La riqueza de la tierra y la posición
estratégica ha hecho que sea una zona poblada desde muy antiguo. Así lo
atestiguan los restos encontrados en sus alrededores.
La actual Reina tiene sus orígenes en Regina
Turdulorum, ciudad romana situada en la calzada, que unía Mérida con Córdoba.
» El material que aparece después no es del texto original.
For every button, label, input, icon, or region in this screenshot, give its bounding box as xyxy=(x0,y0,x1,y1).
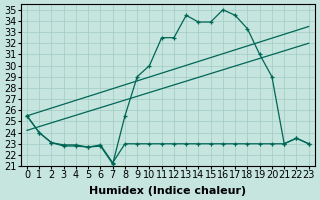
X-axis label: Humidex (Indice chaleur): Humidex (Indice chaleur) xyxy=(89,186,246,196)
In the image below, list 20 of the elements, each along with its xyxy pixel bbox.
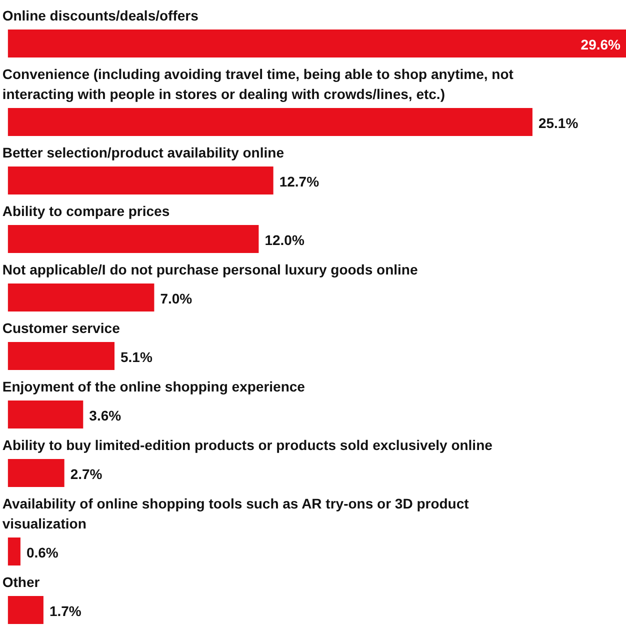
y-tick-label: Online discounts/deals/offers [2,8,199,24]
y-tick-label: Availability of online shopping tools such as AR try-ons or 3D product visualization [2,496,470,532]
data-label: 1.7% [49,603,82,619]
data-label: 2.7% [70,466,103,482]
y-tick-label: Ability to compare prices [2,203,170,219]
y-tick-label: Customer service [2,320,120,336]
y-tick-label: Not applicable/I do not purchase personal luxury goods online [2,262,418,278]
data-label: 0.6% [26,544,59,560]
y-tick-label: Other [2,574,40,590]
data-label: 29.6% [580,36,622,52]
data-label: 7.0% [160,290,193,306]
data-label: 3.6% [89,408,122,424]
data-label: 12.7% [279,174,320,190]
y-tick-label: Ability to buy limited-edition products or products sold exclusively online [2,437,493,453]
y-tick-label: Convenience (including avoiding travel time, being able to shop anytime, not interacting with people in stores or dealing with crowds/lines, etc.) [2,66,514,102]
data-label: 25.1% [538,115,579,131]
y-tick-label: Better selection/product availability online [2,144,284,160]
data-label: 5.1% [120,349,153,365]
y-tick-label: Enjoyment of the online shopping experience [2,378,306,394]
data-label: 12.0% [264,232,305,248]
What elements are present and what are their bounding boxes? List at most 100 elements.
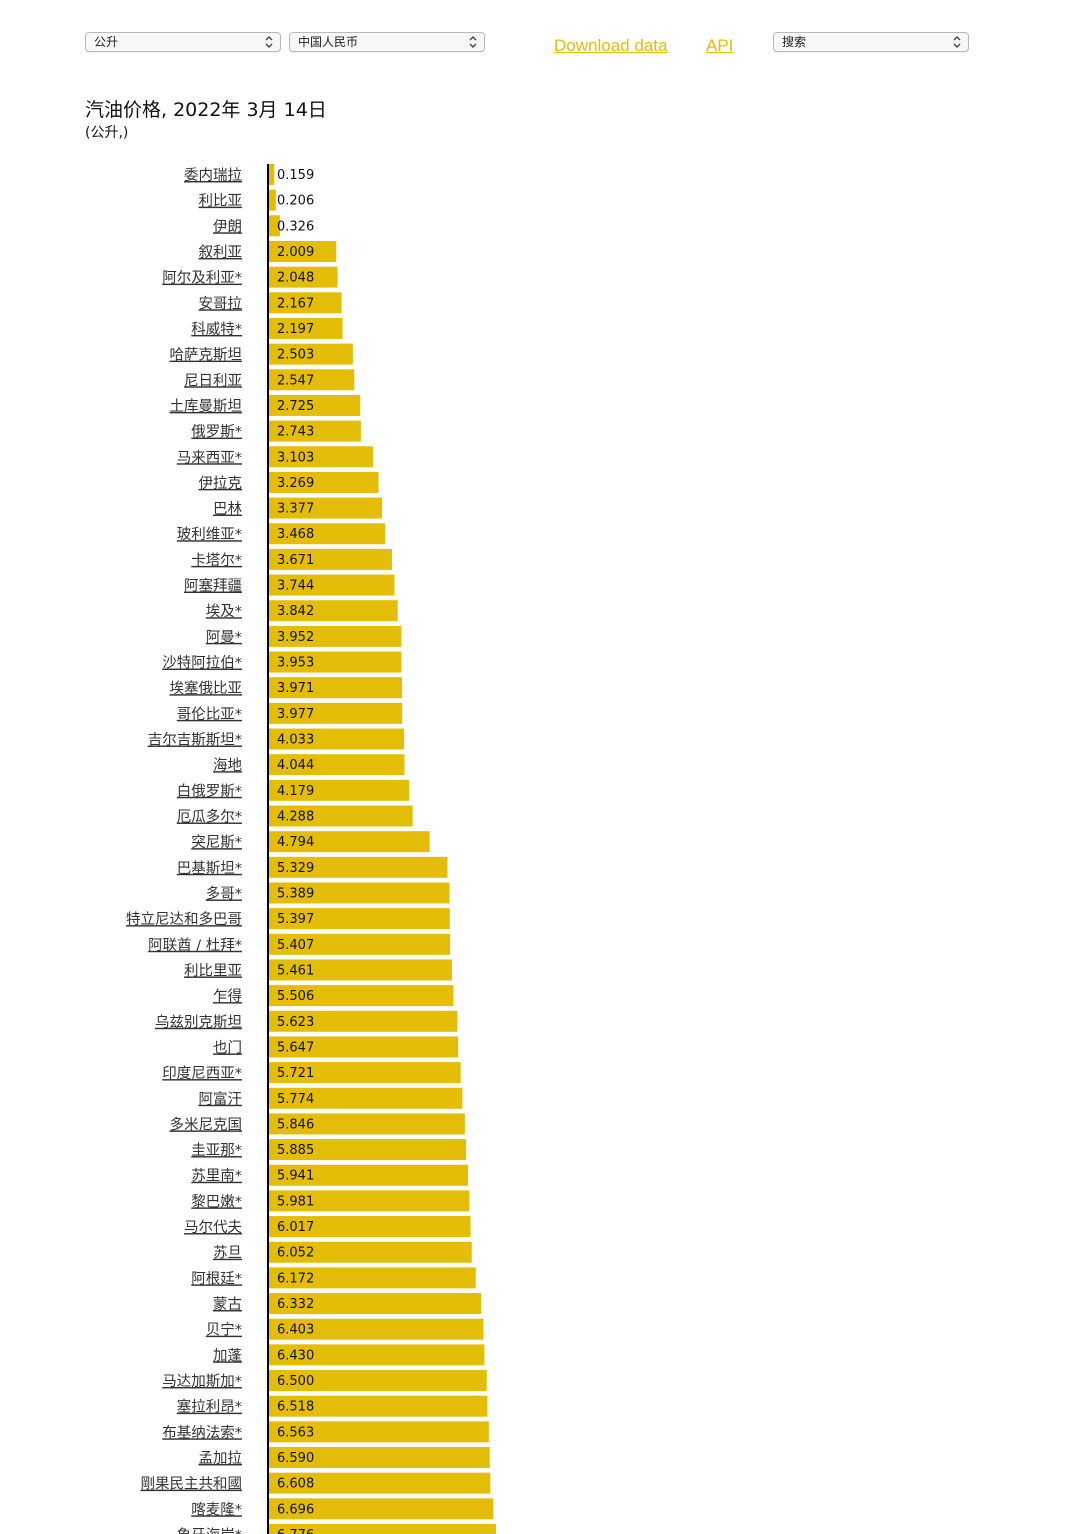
country-link-7[interactable]: 哈萨克斯坦 — [170, 347, 243, 364]
bar-value-label-5: 2.167 — [277, 296, 314, 311]
bar-value-label-22: 4.033 — [277, 733, 314, 748]
country-link-17[interactable]: 埃及* — [206, 603, 242, 620]
download-data-link[interactable]: Download data — [554, 36, 668, 55]
unit-select[interactable]: 公升 — [85, 32, 281, 52]
bar-value-label-16: 3.744 — [277, 579, 314, 594]
bar-value-label-26: 4.794 — [277, 835, 314, 850]
bar-value-label-50: 6.590 — [277, 1451, 314, 1466]
country-link-35[interactable]: 印度尼西亚* — [162, 1065, 242, 1082]
bar-41 — [269, 1216, 471, 1238]
country-link-14[interactable]: 玻利维亚* — [177, 526, 242, 543]
country-link-27[interactable]: 巴基斯坦* — [177, 860, 242, 877]
country-link-45[interactable]: 贝宁* — [206, 1322, 242, 1339]
bar-value-label-29: 5.397 — [277, 912, 314, 927]
bar-value-label-32: 5.506 — [277, 989, 314, 1004]
country-link-50[interactable]: 孟加拉 — [199, 1450, 243, 1467]
country-link-37[interactable]: 多米尼克国 — [170, 1116, 243, 1133]
country-link-12[interactable]: 伊拉克 — [199, 475, 243, 492]
country-link-21[interactable]: 哥伦比亚* — [177, 706, 242, 723]
country-link-16[interactable]: 阿塞拜疆 — [184, 577, 242, 595]
bar-value-label-3: 2.009 — [277, 245, 314, 260]
bar-value-label-47: 6.500 — [277, 1374, 314, 1389]
country-link-11[interactable]: 马来西亚* — [177, 449, 242, 466]
bar-value-label-15: 3.671 — [277, 553, 314, 568]
bar-value-label-33: 5.623 — [277, 1015, 314, 1030]
country-link-49[interactable]: 布基纳法索* — [162, 1424, 242, 1441]
country-link-43[interactable]: 阿根廷* — [191, 1270, 242, 1287]
country-link-26[interactable]: 突尼斯* — [191, 834, 242, 851]
currency-select[interactable]: 中国人民币 — [289, 32, 485, 52]
country-link-29[interactable]: 特立尼达和多巴哥 — [126, 911, 242, 928]
bar-value-label-7: 2.503 — [277, 348, 314, 363]
api-link[interactable]: API — [706, 36, 734, 55]
country-link-19[interactable]: 沙特阿拉伯* — [162, 655, 242, 672]
country-link-32[interactable]: 乍得 — [213, 988, 242, 1005]
bar-value-label-44: 6.332 — [277, 1297, 314, 1312]
country-link-41[interactable]: 马尔代夫 — [184, 1219, 242, 1236]
bar-chart: 委内瑞拉 0.159 利比亚 0.206 伊朗 0.326 叙利亚 2.009 阿尔及利亚* 2.… — [126, 164, 496, 1534]
bar-40 — [269, 1190, 470, 1212]
country-link-15[interactable]: 卡塔尔* — [191, 552, 242, 569]
bar-value-label-36: 5.774 — [277, 1092, 314, 1107]
country-link-24[interactable]: 白俄罗斯* — [177, 783, 242, 800]
bar-8 — [269, 369, 355, 391]
country-link-38[interactable]: 圭亚那* — [191, 1142, 242, 1159]
bar-0 — [269, 164, 275, 185]
country-link-10[interactable]: 俄罗斯* — [191, 424, 242, 441]
country-link-46[interactable]: 加蓬 — [213, 1347, 242, 1364]
bar-value-label-23: 4.044 — [277, 758, 314, 773]
bar-20 — [269, 677, 403, 699]
country-link-33[interactable]: 乌兹别克斯坦 — [155, 1014, 242, 1031]
bar-48 — [269, 1395, 488, 1417]
bar-36 — [269, 1087, 463, 1109]
country-link-31[interactable]: 利比里亚 — [184, 962, 242, 979]
country-link-39[interactable]: 苏里南* — [191, 1168, 242, 1185]
bar-value-label-14: 3.468 — [277, 527, 314, 542]
country-link-28[interactable]: 多哥* — [206, 885, 242, 902]
country-link-3[interactable]: 叙利亚 — [199, 244, 243, 261]
country-link-40[interactable]: 黎巴嫩* — [191, 1193, 242, 1210]
search-select[interactable]: 搜索 — [773, 32, 969, 52]
search-select-value: 搜索 — [782, 35, 807, 49]
country-link-52[interactable]: 喀麦隆* — [191, 1501, 242, 1518]
bar-32 — [269, 985, 454, 1007]
country-link-20[interactable]: 埃塞俄比亚 — [170, 679, 243, 697]
country-link-47[interactable]: 马达加斯加* — [162, 1373, 242, 1390]
bar-value-label-25: 4.288 — [277, 810, 314, 825]
bar-2 — [269, 215, 280, 237]
country-link-18[interactable]: 阿曼* — [206, 629, 242, 646]
bar-value-label-13: 3.377 — [277, 502, 314, 517]
country-link-36[interactable]: 阿富汗 — [199, 1090, 243, 1108]
country-link-2[interactable]: 伊朗 — [213, 218, 242, 235]
bar-value-label-1: 0.206 — [277, 194, 314, 209]
country-link-51[interactable]: 剛果民主共和國 — [141, 1476, 243, 1493]
bar-value-label-2: 0.326 — [277, 219, 314, 234]
select-arrows-icon — [953, 36, 961, 48]
bar-value-label-21: 3.977 — [277, 707, 314, 722]
bar-value-label-38: 5.885 — [277, 1143, 314, 1158]
country-link-48[interactable]: 塞拉利昂* — [177, 1398, 242, 1416]
country-link-42[interactable]: 苏旦 — [213, 1245, 242, 1262]
bar-18 — [269, 625, 402, 647]
country-link-25[interactable]: 厄瓜多尔* — [177, 809, 242, 826]
select-arrows-icon — [265, 36, 273, 48]
bar-value-label-37: 5.846 — [277, 1117, 314, 1132]
country-link-44[interactable]: 蒙古 — [213, 1296, 242, 1313]
country-link-53[interactable]: 象牙海岸* — [177, 1527, 242, 1534]
country-link-9[interactable]: 土库曼斯坦 — [170, 398, 243, 415]
country-link-8[interactable]: 尼日利亚 — [184, 372, 242, 389]
country-link-4[interactable]: 阿尔及利亚* — [162, 270, 242, 287]
country-link-23[interactable]: 海地 — [213, 757, 242, 774]
country-link-0[interactable]: 委内瑞拉 — [184, 167, 242, 184]
bar-44 — [269, 1293, 482, 1315]
country-link-5[interactable]: 安哥拉 — [199, 295, 243, 312]
country-link-6[interactable]: 科威特* — [191, 321, 242, 338]
country-link-1[interactable]: 利比亚 — [199, 193, 243, 210]
country-link-34[interactable]: 也门 — [213, 1039, 242, 1056]
country-link-30[interactable]: 阿联酋 / 杜拜* — [148, 936, 242, 954]
country-link-13[interactable]: 巴林 — [213, 501, 242, 518]
country-link-22[interactable]: 吉尔吉斯斯坦* — [148, 732, 242, 749]
bar-value-label-34: 5.647 — [277, 1040, 314, 1055]
bar-value-label-31: 5.461 — [277, 963, 314, 978]
bar-value-label-6: 2.197 — [277, 322, 314, 337]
Fue una ciudad importante, con una población estimada en unos 4.000 y servicios
urbanos, como agua potable a través de un acueducto y servicio de
alcantarillado, además de otros servicios, religiosos y lúdicos, contando con
un teatro.
De la época visigoda no se conservan
construcciones, sino solamente vestigios de una población como pilastras,
relieves, losetas y capiteles.
Con la llegada de los árabes el núcleo
poblacional se forma en torno al Cerro del Castillo, donde se construye una
alcazaba, aprovechando restos de antiguas construcciones, especialmente de la
antigua Regina.
Esta fortaleza de Reina, con la de Montemolin,
eran dos importantes enclaves defensivos que obstaculizaban el paso de los
reconquistadores cristianos hacia el sur y subrayaban el poder almohade en las
estribaciones de Sierra Morena, integrándose en una red de fortificaciones que
procuraban la seguridad de Sevilla y Córdoba.
En el año 1185 el rey Alfonso IX la reconquista, volviéndola a perder
al poco tiempo, hasta que en 1246 es reconquistada definitivamente por Fernando III. En junio de 1246, Fernando III, dona
la villa con la alcazaba a la Orden de Santiago.